Up to you but personally I think for all instances the reverse polarity IVUpdateCanOverflow reads better.

3528

Forgive my ignorance here but this doesn't look like a cost model question?

3540

num-elts-per-iteration or (VF * UF)?

3542

This doesn't look entirely safe. I think you really want SE.getSmallConstantTripCount?

3543

MaxVF? because Elts is implied.

3545

We so need to get rid of TTI::getMaxVScale(). I think function attributes should take precedence but then this is the order used within getMaxLegalScalableVF so perhaps best fixed separately. Up to you.

3548

I suppose this can overflow.
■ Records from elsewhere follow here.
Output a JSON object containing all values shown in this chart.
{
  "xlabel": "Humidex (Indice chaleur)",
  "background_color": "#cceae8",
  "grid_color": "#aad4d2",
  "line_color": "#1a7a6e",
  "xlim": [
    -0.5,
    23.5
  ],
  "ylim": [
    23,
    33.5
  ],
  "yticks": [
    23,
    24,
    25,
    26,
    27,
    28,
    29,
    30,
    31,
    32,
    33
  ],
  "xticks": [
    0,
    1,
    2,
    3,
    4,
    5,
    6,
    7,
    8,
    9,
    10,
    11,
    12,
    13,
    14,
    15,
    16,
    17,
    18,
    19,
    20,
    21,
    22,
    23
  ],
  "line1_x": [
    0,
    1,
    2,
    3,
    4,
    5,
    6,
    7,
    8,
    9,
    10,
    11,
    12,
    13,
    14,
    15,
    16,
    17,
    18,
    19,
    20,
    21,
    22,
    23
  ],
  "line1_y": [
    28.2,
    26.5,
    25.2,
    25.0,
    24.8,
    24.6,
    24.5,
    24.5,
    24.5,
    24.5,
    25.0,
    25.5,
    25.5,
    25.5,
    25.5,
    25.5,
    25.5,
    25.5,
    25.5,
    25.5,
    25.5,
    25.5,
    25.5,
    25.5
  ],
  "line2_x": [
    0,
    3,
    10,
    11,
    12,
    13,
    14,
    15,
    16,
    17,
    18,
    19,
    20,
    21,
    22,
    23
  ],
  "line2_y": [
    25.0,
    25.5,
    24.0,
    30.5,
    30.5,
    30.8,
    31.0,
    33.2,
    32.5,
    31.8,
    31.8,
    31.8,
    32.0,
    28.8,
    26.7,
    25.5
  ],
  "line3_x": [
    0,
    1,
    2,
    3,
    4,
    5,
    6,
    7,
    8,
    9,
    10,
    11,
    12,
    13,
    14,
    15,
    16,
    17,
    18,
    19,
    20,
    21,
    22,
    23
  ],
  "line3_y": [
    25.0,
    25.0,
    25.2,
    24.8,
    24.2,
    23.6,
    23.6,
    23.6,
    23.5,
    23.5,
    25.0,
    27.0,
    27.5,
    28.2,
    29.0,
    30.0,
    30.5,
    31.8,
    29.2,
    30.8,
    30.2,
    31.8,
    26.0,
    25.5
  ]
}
Perhaps make MaxVFElts an uint64_t given that's what ugt will promote to anyway.

9028

Is addCanonicalIVRecipes being passed the "wrong" tail folding style a functional issue? or just a corner case that might affect performance.

sdesmalen updated this revision to Diff 499552.Feb 22 2023, 9:27 AM
sdesmalen marked 12 inline comments as done.
  • IVUpdateCannotOverflow -> IVUpdateMayOverflow
  • Added 'IVUpdateMayOverflow' as operand to getPreferredTailFoldingStyle.
  • Runtime check is no longer emitted when tail-folding when we know the check evaluates to false.
sdesmalen added inline comments.Feb 22 2023, 9:27 AM
llvm/lib/Transforms/Vectorize/LoopVectorize.cpp
3545

I'd rather fix that separately so that the order is consistent between getMaxLegalScalableVF and here.

9028

This is not a functional issue. In the worst case it generates both the runtime check and computes the slightly more expensive runtime trip-count in the preheader.

llvm/test/Transforms/LoopVectorize/AArch64/sve-tail-folding-overflow-checks.ll
46

When I change that, ScalarEvolution doesn't recognise the maximum number of iterations that way, and so it vectorizes with the different tail folding style.

sdesmalen updated this revision to Diff 499849.Feb 23 2023, 7:20 AM

Rebased to use getMaxVScale function introduced in rG9449deda12c4

paulwalker-arm accepted this revision.Feb 24 2023, 7:05 AM
This revision is now accepted and ready to land.Feb 24 2023, 7:05 AM
This revision was landed with ongoing or failed builds.Mar 1 2023, 6:18 AM
This revision was automatically updated to reflect the committed changes.